The only thing that may vary is the condition of the worms you buy. Frozen bloodworms and freeze-dried options are very common, but whether you want them live can vary depending on the store.

Many don’t want to have to deal with it live and prefer to stick with types that they can stock cheaply for a long time.

If you prefer to opt for a cheaper option that offers you a little more comfort, here is what we recommend:

Buy bloodworms online

Getting your bloodworms online is something we highly recommend if you’re looking for the easiest and most affordable way (Amazon is the best).

Author’s Note: If you’re already convinced this is the best choice for you, try San Francisco Bay Brand Bloodworms. They are by far our favorite.

The prices are great compared to local aquarium stores, which really adds up over time if you plan to feed your fish a significant amount of bloodworms. Aquariums don’t come cheap, so anything you can do to cut costs is worth considering.

Here’s the catch:

You can hardly get freeze-dried bloodworms unless you buy them online. This is fine for most people, but if you had your heart set on live or frozen bloodworms, this may not be the method for you.

In our opinion, having to stick to freeze-dried is not a big deal nutritionally. Although they are not as nutrient dense as the other two options, you should use them to supplement your fish’s diet.

Assuming that’s the case, you can still provide your fish with plenty of protein and iron while enjoying the convenience of online ordering.

There are plenty of freeze-dried bloodworms you can get online, and most of them look pretty much the same at first. For this reason, it can be difficult to determine which product is the best.

Luckily, we’ve done it for you. We’ve tested a variety of bloodworms and gathered feedback from other aquarists we trust to come up with our favorite product.

So here they are:

San Francisco Bay Brand Freeze Dried Bloodworms are the brand we recommend to everyone. It is a very high quality choice that very experienced aquarists have trusted for years.

Not only that, but they are safely and efficiently packaged, and the nutritional quality is top notch.

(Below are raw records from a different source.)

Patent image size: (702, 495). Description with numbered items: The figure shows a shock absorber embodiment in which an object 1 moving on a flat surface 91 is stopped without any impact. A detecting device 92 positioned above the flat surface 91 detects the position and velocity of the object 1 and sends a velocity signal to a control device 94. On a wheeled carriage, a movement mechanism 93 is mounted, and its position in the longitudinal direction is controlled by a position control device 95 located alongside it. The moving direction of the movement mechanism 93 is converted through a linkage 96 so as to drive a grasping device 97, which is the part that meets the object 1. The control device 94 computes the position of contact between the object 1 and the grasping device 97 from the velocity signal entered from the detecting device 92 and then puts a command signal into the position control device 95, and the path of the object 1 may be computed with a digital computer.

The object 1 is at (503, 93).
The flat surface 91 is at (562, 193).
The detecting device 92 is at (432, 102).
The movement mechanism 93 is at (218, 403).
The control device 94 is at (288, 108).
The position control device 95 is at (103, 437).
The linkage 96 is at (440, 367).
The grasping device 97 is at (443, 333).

Grow and breed your own bloodworms

If you are considering raising your own bloodworms to save money over time, there are a few things you should know first.

Although it seems reasonable to assume that breeding and growing bloodworms would be easy, it’s actually very difficult. The reason for this is that you need to see them throughout their life cycle until they become adult flies.

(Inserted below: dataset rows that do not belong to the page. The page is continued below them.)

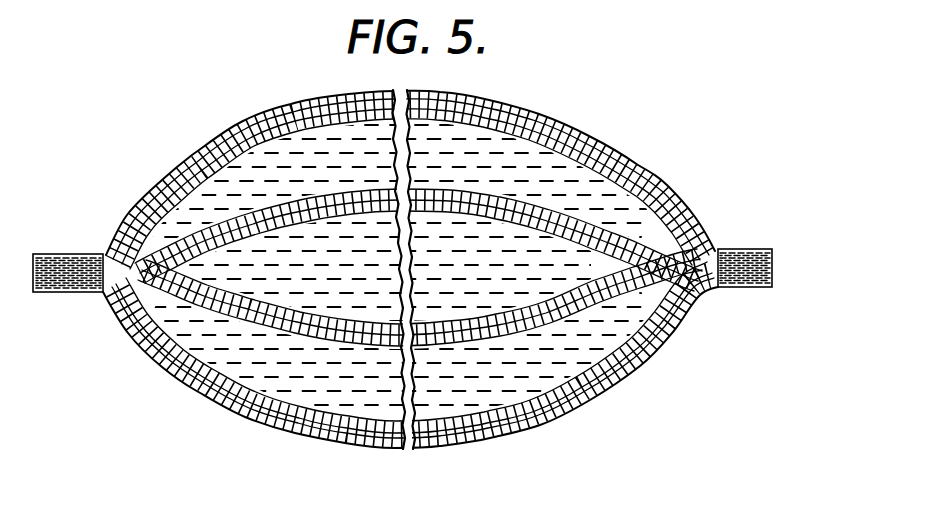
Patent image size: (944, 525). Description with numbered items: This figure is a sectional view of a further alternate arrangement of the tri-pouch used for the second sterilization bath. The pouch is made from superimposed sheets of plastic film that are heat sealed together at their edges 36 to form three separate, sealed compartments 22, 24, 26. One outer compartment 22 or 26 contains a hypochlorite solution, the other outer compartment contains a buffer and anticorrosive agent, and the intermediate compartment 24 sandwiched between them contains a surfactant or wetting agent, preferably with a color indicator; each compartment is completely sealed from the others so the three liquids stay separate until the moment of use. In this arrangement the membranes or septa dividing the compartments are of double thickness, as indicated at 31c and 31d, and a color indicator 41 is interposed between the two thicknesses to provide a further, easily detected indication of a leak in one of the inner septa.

The outer compartment 22 is at (322, 143).
The intermediate compartment 24 is at (567, 280).
The outer compartment 26 is at (370, 392).
The double-thickness septum layer 31c is at (597, 142).
The double-thickness septum layer 31d is at (527, 142).
The heat-sealed edges 36 is at (68, 254).
The color indicator 41 is at (627, 166).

These flies can be difficult to manage because the necessary conditions they need to mate are surprisingly precise. Plus, it’s quite a process of keeping a bunch of flies in an area without them coming out (and making sure they actually mate).

For this reason, most aquarists simply prefer to buy their bloodworms from a store or online. Maintaining a healthy tank can take enough time, and spending a ton of time in your worms can quickly turn a hobby into an unpaid job.

What do bloodworms eat?

Since bloodworms are maggot larvae, they will eventually develop into adult maggots. Once this happens, the main source of its food will be fresh blood as a source of protein.

This is not something you will have to worry about if you are buying bloodworms in the forms we listed earlier.

Do bloodworms bite?

This is a common question because Glycera bloodworms do indeed bite. In fact, they have a venom gland that can cause a reaction very close to a wasp sting (they also look pretty scary when they bite).

However, that’s not the kind of bloodworm you’ll be dealing with, it’s usually not Glycera. As we mentioned earlier, these are actually red fly larvae!

Where do bloodworms live?

The Glycera type bloodworm generally lives in shallow marine waters. Red bloodworm larvae (the kind we talk about in this guide) usually come from moving water like large rivers and streams, or lakes and ponds that contain a lot of organic matter.

Now you are good to go

You should now have the knowledge to begin introducing bloodworms into your fish’s diet. Reading this guide will help you avoid making dietary mistakes or choosing a poor quality product.

Remember that fish love bloodworms, so it’s up to you to keep their intake to a moderate level.

If you have any questions or suggestions for different bloodworm products that we may want to investigate, let us know!